I just wanted to get an opinion from some people... does anyone tell the people they work with or go to school with that they are a recovering addict? Or do you guys think that is something better kept to yourselves?
I have always maintained my anonymity outside of the fellowship - at work, school, and even with friends who are not in recovery. I just feel more comfortable that way. I've never had a good reason to talk about it with anyone and have had concerns that it might change the way people think of me or behave towards me.
As I interact with people who are not in recovery, I want to have the opportunity to make my own impression. I do not want them to have preconceived ideas about me because of what they may have heard somewhere or seen in a movie about addiction and recovery. I just want them to see me. Since one of my goals is to be a productive, functioning member of society, I feel that protecting my anonymity helps me to do that.
PS - I once had my anonymity broken by someone else and lost a job because of it. That was not helpful!
I'm going to share my one experience with something like this, i was at the dentists office once and the dentist's assistance was talking with me and she ended up telling me that she had 9 months clean off drugs, then she proceeded to tell me to open up so she could give me a shot in my gum! lol. I kind of laugh about it now, and even though it might have been better for her to keep that to herself, in a way maybe God wanted her to tell me that that day because at the time i was still full throttle in my addiction and it was just another small seed of NA hope planted. Maybe she could tell. But if I wasn't an addict it might have made me think less of her, i don't know. I think my policy is just going to be on a 'need to know' basis. This is very personal stuff, and while we become comfortable talking about, and celebrating it amongst ourselves in meetings, the outside world may not feel the same
__________________
We are not human beings learning to become spiritual, we are spiritual beings learning to become human.

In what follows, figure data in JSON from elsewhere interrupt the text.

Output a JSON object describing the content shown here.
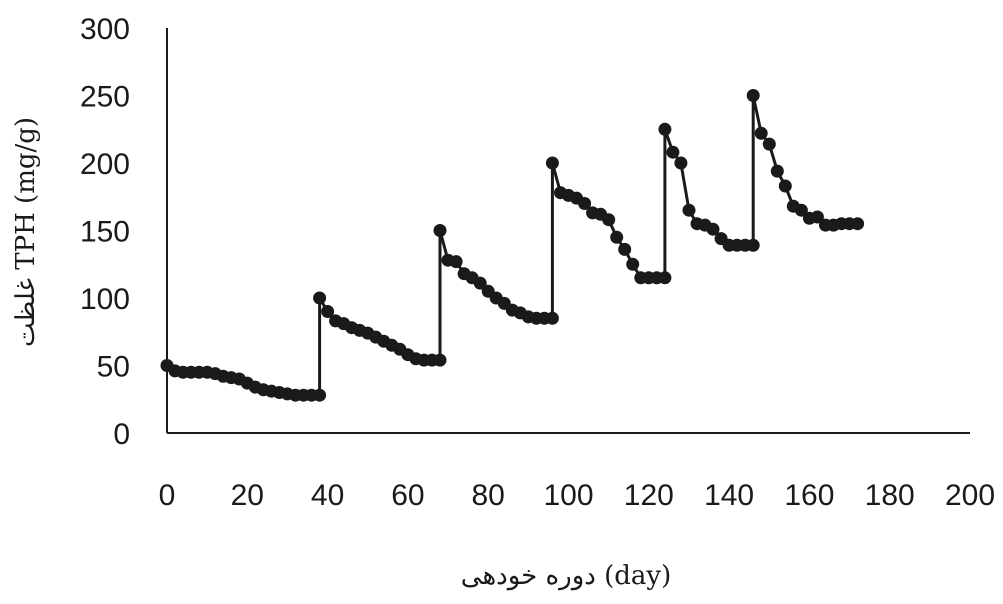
{
  "chart_data": {
    "type": "line",
    "title": "",
    "xlabel": "دوره خودهی (day)",
    "ylabel": "غلظت TPH (mg/g)",
    "xlim": [
      0,
      200
    ],
    "ylim": [
      0,
      300
    ],
    "xticks": [
      "0",
      "20",
      "40",
      "60",
      "80",
      "100",
      "120",
      "140",
      "160",
      "180",
      "200"
    ],
    "yticks": [
      "0",
      "50",
      "100",
      "150",
      "200",
      "250",
      "300"
    ],
    "grid": false,
    "legend": "none",
    "series": [
      {
        "color": "#1a1a1a",
        "marker": "circle",
        "x": [
          0,
          2,
          4,
          6,
          8,
          10,
          12,
          14,
          16,
          18,
          20,
          22,
          24,
          26,
          28,
          30,
          32,
          34,
          36,
          38,
          38,
          40,
          42,
          44,
          46,
          48,
          50,
          52,
          54,
          56,
          58,
          60,
          62,
          64,
          66,
          68,
          68,
          70,
          72,
          74,
          76,
          78,
          80,
          82,
          84,
          86,
          88,
          90,
          92,
          94,
          96,
          96,
          98,
          100,
          102,
          104,
          106,
          108,
          110,
          112,
          114,
          116,
          118,
          120,
          122,
          124,
          124,
          126,
          128,
          130,
          132,
          134,
          136,
          138,
          140,
          142,
          144,
          146,
          146,
          148,
          150,
          152,
          154,
          156,
          158,
          160,
          162,
          164,
          166,
          168,
          170,
          172
        ],
        "y": [
          50,
          46,
          45,
          45,
          45,
          45,
          44,
          42,
          41,
          40,
          37,
          34,
          32,
          31,
          30,
          29,
          28,
          28,
          28,
          28,
          100,
          90,
          83,
          81,
          78,
          76,
          74,
          71,
          68,
          65,
          62,
          58,
          55,
          54,
          54,
          54,
          150,
          128,
          127,
          118,
          115,
          111,
          105,
          100,
          96,
          91,
          89,
          86,
          85,
          85,
          85,
          200,
          178,
          176,
          174,
          170,
          163,
          162,
          158,
          145,
          136,
          125,
          115,
          115,
          115,
          115,
          225,
          208,
          200,
          165,
          155,
          154,
          151,
          144,
          139,
          139,
          139,
          139,
          250,
          222,
          214,
          194,
          183,
          168,
          165,
          159,
          160,
          154,
          154,
          155,
          155,
          155
        ]
      }
    ]
  }
}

I agree with Keli and Blithe, good words. I have never told anyone that I am a recovering drug addict unless I have been asked straight out. I will not lie so if I am questioned where I cannot divert the conversation, only then will I admit my addiction to people outside NA except my family members. I have found that many people even in AA cannot understand what we have been through and where we are going. We are a special group with our own drives, problems and solutions. I thank God for this NA group every day.
kenh
__________________
God is the only one you can depend on in recovery.
I have to agree. My anonymity is mine, though I have chosen to share it with a select few very close outside friends during my recovery. Part of it is because of the reaction I may get from friends, employers, and such. Yet another part is, I have bad days too and addicts/NA sometimes get "clumped together" as a whole. Therefore, in my opinion it would not be right for me to give those around me a screwed up impression of "NA as a whole". I share NA with those that need NA without hesitance. I work at a hospital and will go in a detoxing patients room, close the door and let them know a minor portion of where I was, what happened, and where I am now if possible. I never know if it helps them, but it sure helps me remember where I came from, and gives me that "helping feeling".